The training process is simple, for every iteration of training, we first train the discriminator, by feeding the fake image and the real image, and later averaging their losses, we calculate the gradients and backpropagate and train the Discriminator.

Once that’s done, we repeat the process with a new fake image generated, passed through the discriminator, and its loss calculated and backpropagated, but we only update the weights of the generator ( recall we don’t touch the discriminator this time). Similar to the algorithm used in the paper we train the Generator model to fool the discriminator.

# training 

# Set device
os.environ["CUDA_VISIBLE_DEVICES"] = "0"

device = torch.device("cuda:0")

# Hyperparameters
lr = 0.0002
batch_size = 64
latent_dim = 100
img_shape = (64,3, 100,100 )
epochs = 20

# Initialize networks
generator = Generator(latent_dim, img_shape).to(device)
discriminator = Discriminator(img_shape).to(device)

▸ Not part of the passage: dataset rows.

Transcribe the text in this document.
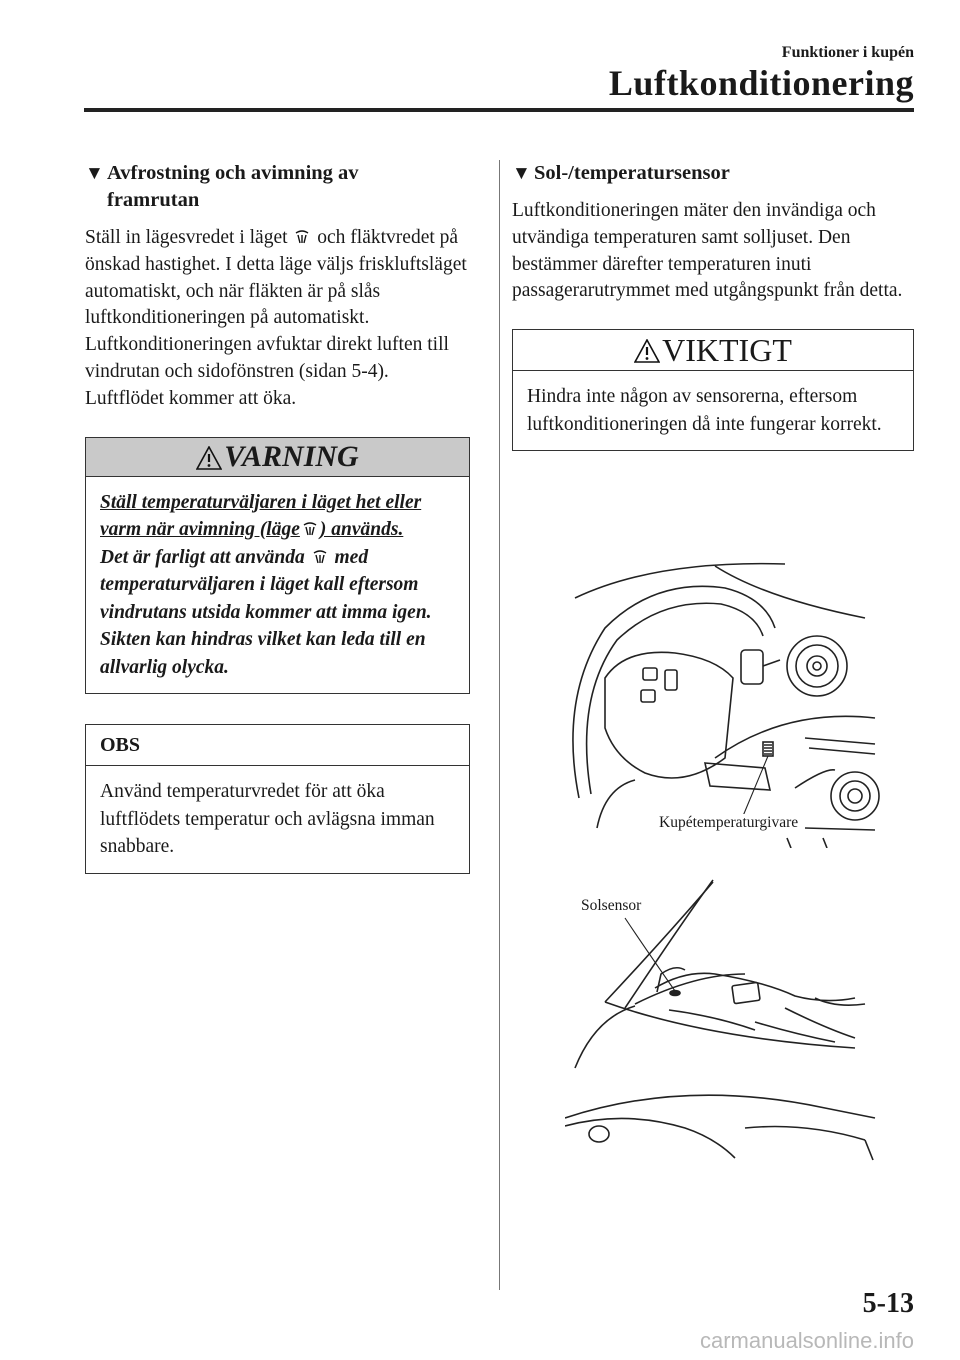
Funktioner i kupén
Luftkonditionering
▼ Avfrostning och avimning av
framrutan

Ställ in lägesvredet i läget och fläktvredet på önskad hastighet. I detta läge väljs friskluftsläget automatiskt, och när fläkten är på slås luftkonditioneringen på automatiskt. Luftkonditioneringen avfuktar direkt luften till vindrutan och sidofönstren (sidan 5-4). Luftflödet kommer att öka.

VARNING
Ställ temperaturväljaren i läget het eller varm när avimning (läge ) används.
Det är farligt att använda med temperaturväljaren i läget kall eftersom vindrutans utsida kommer att imma igen. Sikten kan hindras vilket kan leda till en allvarlig olycka.
OBS
Använd temperaturvredet för att öka luftflödets temperatur och avlägsna imman snabbare.
▼ Sol-/temperatursensor

Luftkonditioneringen mäter den invändiga och utvändiga temperaturen samt solljuset. Den bestämmer därefter temperaturen inuti passagerarutrymmet med utgångspunkt från detta.

VIKTIGT
Hindra inte någon av sensorerna, eftersom luftkonditioneringen då inte fungerar korrekt.
Kupétemperaturgivare
Solsensor
5-13
carmanualsonline.info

# Initialize optimizers and loss function
optimizer_G = optim.Adam(generator.parameters(), lr=lr)
optimizer_D = optim.Adam(discriminator.parameters(), lr=lr)
criterion = nn.BCELoss()

# Prepare data
transform = transforms.Compose([ transforms.ToPILImage(),transforms.Resize((100, 100)),transforms.ToTensor(), transforms.Normalize((0.5,), (0.5,))])
dataset = AnimeDataset(root_dir='/kaggle/input/gananime-lite/out2/', transform = transform)
dataloader = DataLoader(dataset, batch_size=batch_size, shuffle=True)

# Training loop
for epoch in range(epochs):
    for i, real_imgs in enumerate(dataloader):
        try:
            # Train Discriminator
            optimizer_D.zero_grad()

            # Reshape real images to match discriminator input shape
            real_imgs = real_imgs.to(device)
            real_imgs = real_imgs.view(real_imgs.size(0), -1)
            batch_size = real_imgs.size(0)
            real_labels = torch.ones(batch_size, 1).to(device)

            # Generate fake images
            z = torch.randn(batch_size, latent_dim).to(device)
            fake_imgs = generator(z)
            fake_labels = torch.zeros(batch_size, 1).to(device)

            # Discriminator loss for real images
            real_pred = discriminator(real_imgs)
            d_loss_real = criterion(real_pred, real_labels)

            # Discriminator loss for fake images
            fake_pred = discriminator(fake_imgs.detach())
            d_loss_fake = criterion(fake_pred, fake_labels)

            # Total discriminator loss
            d_loss = d_loss_real + d_loss_fake
            d_loss.backward()
            optimizer_D.step()

            # Train Generator
            optimizer_G.zero_grad()

            # Generate fake images
            z = torch.randn(batch_size, latent_dim).to(device)
            fake_imgs = generator(z)

            # Discriminator loss for fake images
            fake_pred = discriminator(fake_imgs)
            g_loss = criterion(fake_pred, real_labels)

            # Update Generator
            g_loss.backward()
            optimizer_G.step()

            if i % 100 == 0:
                print(
                    f"[Epoch {epoch}/{epochs}] [Batch {i}/{len(dataloader)}] [D loss: {d_loss.item()}] [G loss: {g_loss.item()}]"
                )
        except:
            print("error occured")
            continue

After 20 epochs of training, here’s what you get :

Not bad but can be done better for a different configuration. and better learning.